Kessler contrasts the approach used in our study with that of the Office of Management and Budget (OMB), stating that OMB looks at costs over a 10-year period. It does, but OMB also reports annually on the cost of new regulations adopted that year. Rather than conflict with the OMB approach, our methodology was actually based on OMB’s. In fact, “Red Tape Rising’s” historical data on regulatory costs came directly from OMB. Our only addition was data for fiscal year 2010, which was obtained from reports by the various regulatory agencies.

The Fact Checker column does identify one difference between our methodology and OMB’s: OMB does not include rules from independent agencies such as the Federal Communications Commission or the Securities and Exchange Commission. This is hardly a flaw, though. Costs imposed by these agencies are as real to the average American as costs from other agencies, and they should not be ignored.

Kessler also argues that Obama cannot be held responsible for all of the rules adopted during the past year, suggesting that some were imposed by court order and others were begun under his predecessor. Well, no one said he was. Our methodology was not tailored to make Obama look bad. It’s the same methodology we used in reports issued during the Bush Administration. The primary purpose of our report is to quantify the cost of regulation, not to assess blame.

That said, it would hardly be unfair to assign the Obama Administration primary responsibility for the size of last year’s regulatory tsunami. Obama initiatives ranging from fuel economy standards to health care regulations vaulted regulatory costs to unprecedented levels. Conversely, instances of the Administration working to limit regulatory costs were virtually non-existent.

Rather than deny responsibility for increased regulation, the Administration has eagerly claimed credit for it, pointing out the benefits of new rules. And that leads to Kessler’s primary criticism about “Red Tape Rising”: It calculates costs rather than benefits. This, he says, “is like focusing … only on the calories in a meal and ignoring the nutritional content.” But regardless of nutritional value, it’s worthwhile to know how many calories you are taking in, or you will get awfully fat.

Moreover, Kessler seems to assume that if the benefits of a rule exceed its costs, the rule is automatically good and just policy. It isn’t. For starters, it’s extremely difficult to measure—much less predict—benefits. And as a result, regulators calculate benefits far less often than they calculate costs.

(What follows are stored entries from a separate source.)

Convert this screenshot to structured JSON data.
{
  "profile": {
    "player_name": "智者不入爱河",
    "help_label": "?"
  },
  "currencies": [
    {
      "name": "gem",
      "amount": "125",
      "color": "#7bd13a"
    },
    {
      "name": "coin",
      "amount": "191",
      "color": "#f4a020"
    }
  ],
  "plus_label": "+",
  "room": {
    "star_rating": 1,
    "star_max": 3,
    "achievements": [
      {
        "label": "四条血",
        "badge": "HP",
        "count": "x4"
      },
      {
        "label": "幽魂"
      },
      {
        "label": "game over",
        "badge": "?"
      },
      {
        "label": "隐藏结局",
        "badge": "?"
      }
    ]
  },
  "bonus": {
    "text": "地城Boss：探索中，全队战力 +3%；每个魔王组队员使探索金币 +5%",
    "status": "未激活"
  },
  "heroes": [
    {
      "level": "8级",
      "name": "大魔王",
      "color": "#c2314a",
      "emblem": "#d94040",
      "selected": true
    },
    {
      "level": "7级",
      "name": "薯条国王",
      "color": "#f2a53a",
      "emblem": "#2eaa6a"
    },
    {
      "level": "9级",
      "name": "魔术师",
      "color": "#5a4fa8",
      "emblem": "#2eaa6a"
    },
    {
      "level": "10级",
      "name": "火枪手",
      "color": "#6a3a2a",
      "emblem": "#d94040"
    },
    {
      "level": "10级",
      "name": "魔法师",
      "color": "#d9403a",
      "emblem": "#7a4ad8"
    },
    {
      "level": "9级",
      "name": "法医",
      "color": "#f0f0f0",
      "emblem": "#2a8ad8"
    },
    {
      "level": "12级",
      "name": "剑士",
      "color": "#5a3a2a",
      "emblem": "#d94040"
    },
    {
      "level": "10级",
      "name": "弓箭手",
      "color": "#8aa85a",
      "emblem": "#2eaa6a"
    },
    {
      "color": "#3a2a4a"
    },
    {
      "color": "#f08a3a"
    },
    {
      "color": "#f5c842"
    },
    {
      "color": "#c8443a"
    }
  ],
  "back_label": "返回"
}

But even when benefits can be calculated with some reasonable pretense of accuracy, this does not negate the costs. For starters, the recipients of the benefit are usually not the same people who pay the costs. The costs do not disappear—they still have an impact on those who must pay.

More fundamentally, even if well-justified, any new mandate or restriction imposed by government increases the role of government in the economy and in our daily lives. It may be good for some people—it may even be necessary—but each new rule nevertheless incrementally reduces the ability of Americans to make decisions for themselves.

For these reasons, policymakers such as Issa are quite correct to keep an eye on the overall amount of regulation being imposed on Americans. And reporting that is the point of—not a flaw in—Heritage’s report.

Co-authored by Diane Katz.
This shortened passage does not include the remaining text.